US-made F-16V jets would allow Taiwan to engage in networked defense and initiate asymmetric warfare against possible invasions, a former US defense official said in Taipei on Wednesday, a day after the US Defense Security Cooperation Agency (DSCA) announced that it has notified the US Congress of the possible sale of 66 F-16Vs to Taiwan.
The F-16V is an aircraft that has all the capabilities that Taiwan needs, former US assistant secretary of defense for Asian and Pacific security affairs Wallace Gregson told the Institute for National Defense and Security Research, where he delivered a lecture entitled “Taiwan, INDOPACOM [US Indo-Pacific Command] and the Future of the Global Order.”
The F-16V can be a powerful node that enables a networked defense for Taiwan, in which efforts and firing on air, land and sea are all operating on the same picture, said Gregson, who served as commander of US Marine Forces Pacific before his retirement from the military.
“So that we’re always engaging the enemy from an asymmetric angle where they cannot defend themselves,” he added. “That way, we achieve the capability for numerically inferior forces to defeat superior numbers.”
A single aircraft fleet would also mean that logistics can be simplified, thus saving money and maintenance hours, he said.
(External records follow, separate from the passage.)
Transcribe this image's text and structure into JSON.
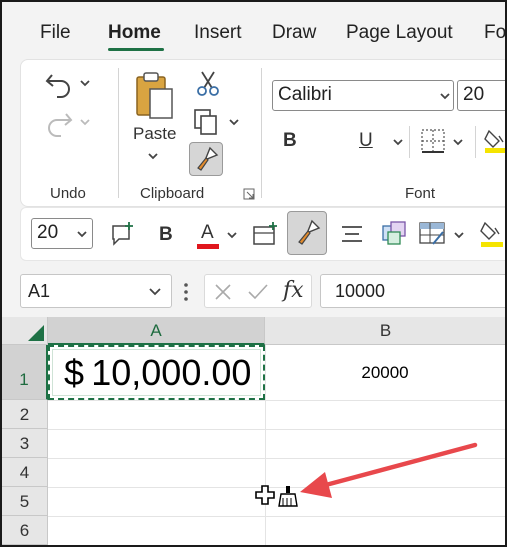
{
  "menu": {
    "tabs": [
      {
        "label": "File"
      },
      {
        "label": "Home"
      },
      {
        "label": "Insert"
      },
      {
        "label": "Draw"
      },
      {
        "label": "Page Layout"
      },
      {
        "label": "Fo"
      }
    ],
    "active": "Home"
  },
  "ribbon": {
    "undo_group_label": "Undo",
    "clipboard_group_label": "Clipboard",
    "font_group_label": "Font",
    "paste_label": "Paste",
    "font_name": "Calibri",
    "font_size": "20",
    "bold_label": "B",
    "underline_label": "U"
  },
  "mini_toolbar": {
    "font_size": "20",
    "bold_label": "B",
    "font_color_label": "A"
  },
  "formula_bar": {
    "name_box": "A1",
    "fx_label": "fx",
    "value": "10000"
  },
  "sheet": {
    "columns": [
      "A",
      "B"
    ],
    "rows": [
      "1",
      "2",
      "3",
      "4",
      "5",
      "6"
    ],
    "cells": {
      "A1": "$ 10,000.00",
      "B1": "20000"
    }
  },
  "colors": {
    "accent_green": "#1e7145",
    "font_color_red": "#e0161d",
    "highlight_yellow": "#f5e400",
    "arrow_red": "#e8484c"
  }
}
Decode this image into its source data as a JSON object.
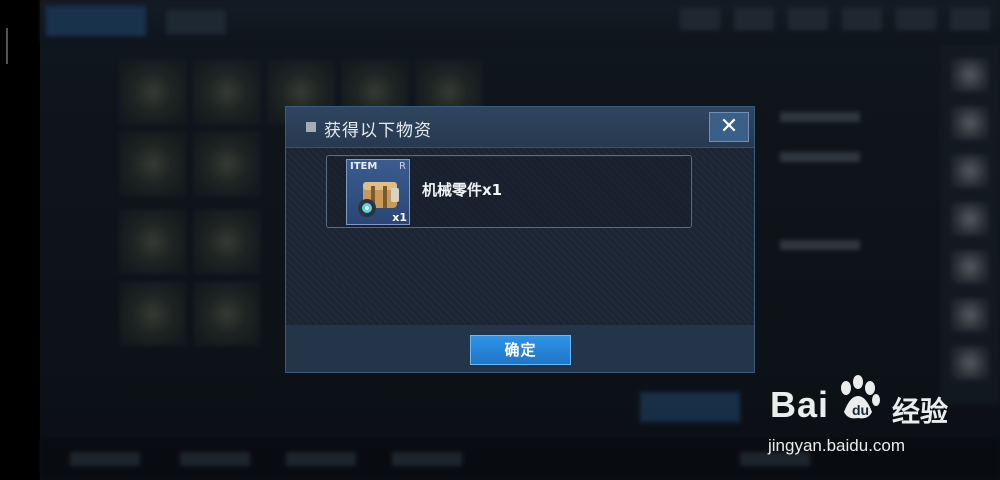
{
  "dialog": {
    "title": "获得以下物资",
    "close_glyph": "✕",
    "item": {
      "slot_label": "ITEM",
      "rarity": "R",
      "quantity": "x1",
      "name": "机械零件x1",
      "icon": "mechanical-parts-icon"
    },
    "confirm_label": "确定"
  },
  "watermark": {
    "brand": "Bai",
    "cn": "经验",
    "url": "jingyan.baidu.com"
  },
  "colors": {
    "dialog_bg": "#1b2533",
    "header_bg": "#2f4560",
    "confirm_button": "#2f93e6",
    "slot_bg": "#3b5c8f"
  }
}
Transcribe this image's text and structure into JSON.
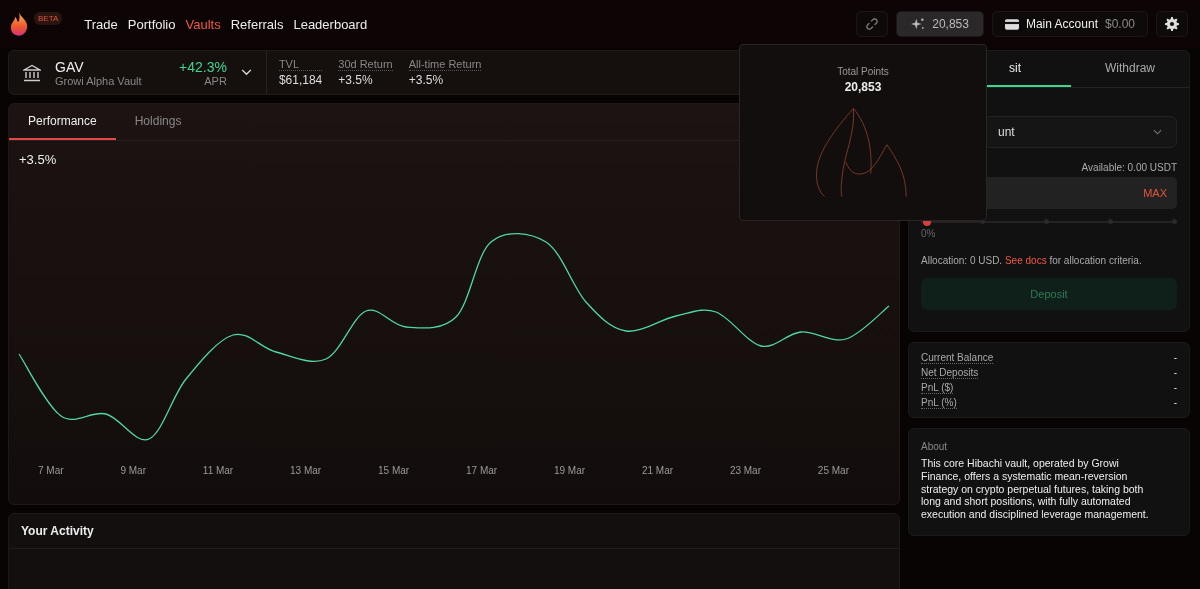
{
  "nav": {
    "badge": "BETA",
    "links": [
      {
        "label": "Trade",
        "selected": false
      },
      {
        "label": "Portfolio",
        "selected": false
      },
      {
        "label": "Vaults",
        "selected": true
      },
      {
        "label": "Referrals",
        "selected": false
      },
      {
        "label": "Leaderboard",
        "selected": false
      }
    ]
  },
  "toolbar": {
    "points": "20,853",
    "account_label": "Main Account",
    "account_balance": "$0.00"
  },
  "points_popover": {
    "title": "Total Points",
    "value": "20,853"
  },
  "vault": {
    "symbol": "GAV",
    "name": "Growi Alpha Vault",
    "apr": "+42.3%",
    "apr_label": "APR",
    "stats": [
      {
        "label": "TVL",
        "value": "$61,184"
      },
      {
        "label": "30d Return",
        "value": "+3.5%"
      },
      {
        "label": "All-time Return",
        "value": "+3.5%"
      }
    ]
  },
  "performance": {
    "tabs": [
      {
        "label": "Performance",
        "selected": true
      },
      {
        "label": "Holdings",
        "selected": false
      }
    ],
    "return": "+3.5%",
    "x_labels": [
      "7 Mar",
      "9 Mar",
      "11 Mar",
      "13 Mar",
      "15 Mar",
      "17 Mar",
      "19 Mar",
      "21 Mar",
      "23 Mar",
      "25 Mar"
    ]
  },
  "activity": {
    "title": "Your Activity"
  },
  "deposit": {
    "tabs": [
      {
        "label": "sit",
        "selected": true
      },
      {
        "label": "Withdraw",
        "selected": false
      }
    ],
    "account_select": "unt",
    "available": "Available: 0.00 USDT",
    "max": "MAX",
    "slider": {
      "level": 0,
      "reading": "0%"
    },
    "allocation": {
      "text": "Allocation: 0 USD.",
      "link": "See docs",
      "suffix": "for allocation criteria."
    },
    "button": {
      "label": "Deposit",
      "disabled": true
    }
  },
  "balances": [
    {
      "label": "Current Balance",
      "value": "-"
    },
    {
      "label": "Net Deposits",
      "value": "-"
    },
    {
      "label": "PnL ($)",
      "value": "-"
    },
    {
      "label": "PnL (%)",
      "value": "-"
    }
  ],
  "about": {
    "title": "About",
    "text": "This core Hibachi vault, operated by Growi Finance, offers a systematic mean-reversion strategy on crypto perpetual futures, taking both long and short positions, with fully automated execution and disciplined leverage management."
  }
}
The fundamental security threat to Taiwan is political and coercive, with the Chinese People’s Liberation Army (PLA) showing menace and intimidation, he said.
However, asked if China has the ability now to take over Taiwan militarily, Gregson said: “How I see it? Very, very difficult.”
Taiwan has several advantages, including favorable terrain, mountains that dominate the urbanized lowlands, a limited number of beaches that are assailable by amphibious invasion forces, and it is developing counterstrike capabilities and electronic warfare capabilities, he said.
Unless tempted by a lack of will and capability in Taiwan, China is not likely to initiate an actual conflict, but instead wage a war of nerves, political warfare or hybrid warfare to subdue Taiwan, Gregson said.
Strong conventional military deterrence would give Taiwan the confidence to counter these gray zone efforts, he said.
Turning to Hong Kong, Gregson said the ongoing protests have put Chinese President Xi Jinping’s (習近平) prestige at stake, as well as his continued rule.
“Even autocratic leaders must worry about their core supporters, but one who has purged so many, and did away with succession, has likely made many enemies. They are quiet for now, but for how long? The pressure is on Xi to act,” he said.
China needs Hong Kong commercially now more than ever, but Beijing remembers how civil unrest and resistance can spread, so “it’s hard to see how this ends well,” he said.
There is a possibility of a second Tiananmen Square Massacre, a repeat of the 1956 Hungarian Revolution, the 1968 Prague Spring or even the fall of the Berlin Wall in November 1989, he said.
“However this ends, there will be no return to the status quo,” he added.
In related news, PLA Colonel Chen Rongdi (陳榮弟), chief of the Institute of War Studies at the Academy of Military Sciences, yesterday warned that China would “not sit idly by” if the US proceeds with the F-16V sale to Taiwan.
Beijing considered the sale a violation of US commitments to it regarding Taiwan, and it would not rule out measures in addition to punishing foreign firms involved in the deal, Chen told a forum in Beijing organized by the All-China Journalists Association.
Colonel Cao Yanzong (曹延中), a research fellow at the institute, told the forum that the F-16Vs would ultimately be ineffective, given the PLA Air Force’s overwhelming air superiority and arsenal of short to medium-range missiles.
The sale would be of little use “beyond making profits for American arms makers, while further undermining relations between China and the US and China and Taiwan,” Cao said.